Research featured in the latest edition of the journal Invasive Plant Science and Management shows that the weed downy brome has developed fire-survival traits that are changing local growing conditions and making it impossible for native competitors to survive.
Downy brome has invaded millions of acres of arid grasslands in the western U.S. As a winter annual, it finishes its life cycle by spring or early summer — several weeks before native grass species. The dried downy brome offers a large horizontal mass that can fuel frequent fires and help them quickly spread.
Researchers in the U.S. and Europe compared downy brome from the fire-prevalent U.S. Great Basin with populations of downy brome in Central Europe, where fires are rarely experienced. They discovered that U.S. populations of the weed produce seeds with a greater fire tolerance. The seedlings perform better in post-fire environments, produce more above-ground tissue and are more flammable than populations of downy brome in Central Europe.

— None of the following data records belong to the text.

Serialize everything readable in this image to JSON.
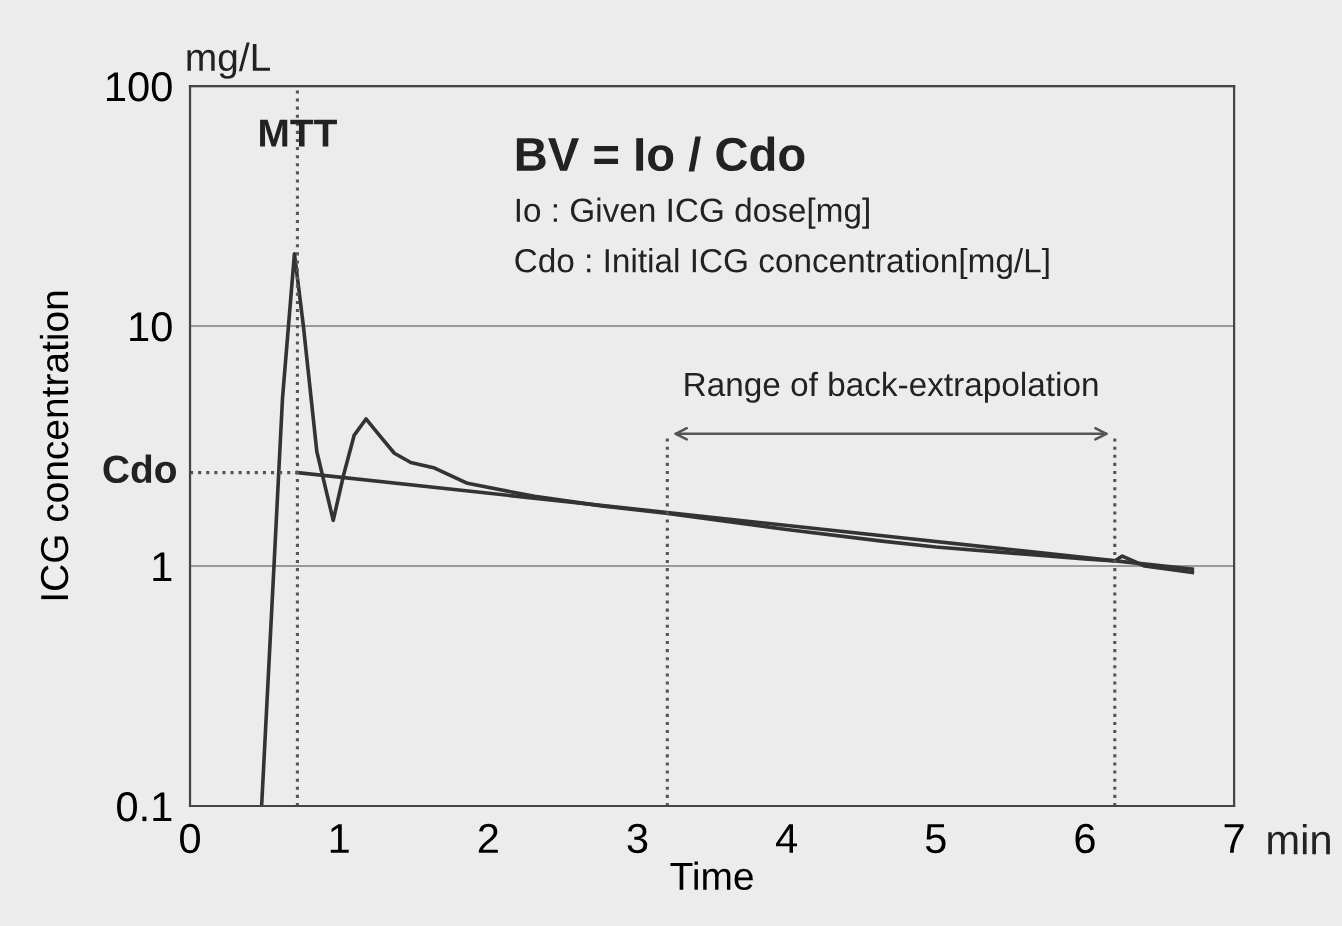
{
  "chart_data": {
    "type": "line",
    "xlabel": "Time",
    "ylabel": "ICG concentration",
    "log": "y",
    "xlim": [
      0,
      7
    ],
    "ylim": [
      0.1,
      100
    ],
    "xticks": [
      0,
      1,
      2,
      3,
      4,
      5,
      6,
      7
    ],
    "yticks": [
      0.1,
      1,
      10,
      100
    ],
    "grid": "y",
    "line_style": "solid",
    "marker": "none",
    "series": [
      {
        "color": "#333333",
        "x": [
          0.48,
          0.565,
          0.62,
          0.7,
          0.76,
          0.85,
          0.96,
          1.03,
          1.1,
          1.18,
          1.27,
          1.37,
          1.48,
          1.64,
          1.86,
          2.31,
          2.76,
          3.19,
          4.0,
          4.64,
          5.0,
          6.0,
          6.2,
          6.25,
          6.4,
          6.72
        ],
        "values": [
          0.1,
          1.06,
          5,
          20,
          10,
          3,
          1.55,
          2.4,
          3.5,
          4.1,
          3.5,
          2.95,
          2.7,
          2.56,
          2.21,
          1.95,
          1.78,
          1.66,
          1.42,
          1.27,
          1.2,
          1.07,
          1.05,
          1.1,
          1.0,
          0.94
        ]
      },
      {
        "color": "#333333",
        "x": [
          0.72,
          6.72
        ],
        "values": [
          2.45,
          0.97
        ]
      }
    ],
    "ref_lines": [
      {
        "axis": "x",
        "value": 0.72,
        "label": "MTT",
        "line_style": "dotted",
        "color": "#555555"
      },
      {
        "axis": "x",
        "value": 3.2,
        "label": null,
        "line_style": "dotted",
        "color": "#555555"
      },
      {
        "axis": "x",
        "value": 6.2,
        "label": null,
        "line_style": "dotted",
        "color": "#555555"
      },
      {
        "axis": "y",
        "value": 2.45,
        "label": "Cdo",
        "line_style": "dotted",
        "color": "#555555"
      }
    ],
    "annotations": [
      "BV = Io / Cdo",
      "Io : Given ICG dose[mg]",
      "Cdo : Initial ICG concentration[mg/L]",
      "mg/L",
      "Range of back-extrapolation",
      "min"
    ]
  }
}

“The increased flammability of downy brome in the U.S. and its greater aboveground plant mass promote earlier, more frequent fires of low intensity,” says Annamária Fenesi, a senior lecturer at Babeş-Bolyai University in Romania. “While downy brome thrives under those conditions, native species that have adapted to a much longer interval between fires are simply unable to recover. As a result, downy brome is able to thrive and spread, free of competition.”
Full text of the article “Enhanced Fire-Related Traits May Contribute to the Invasiveness of Downy Brome (Bromus tectorum)” is available in Volume 9, Issue 3 of the journal Invasive Plant Science and Management.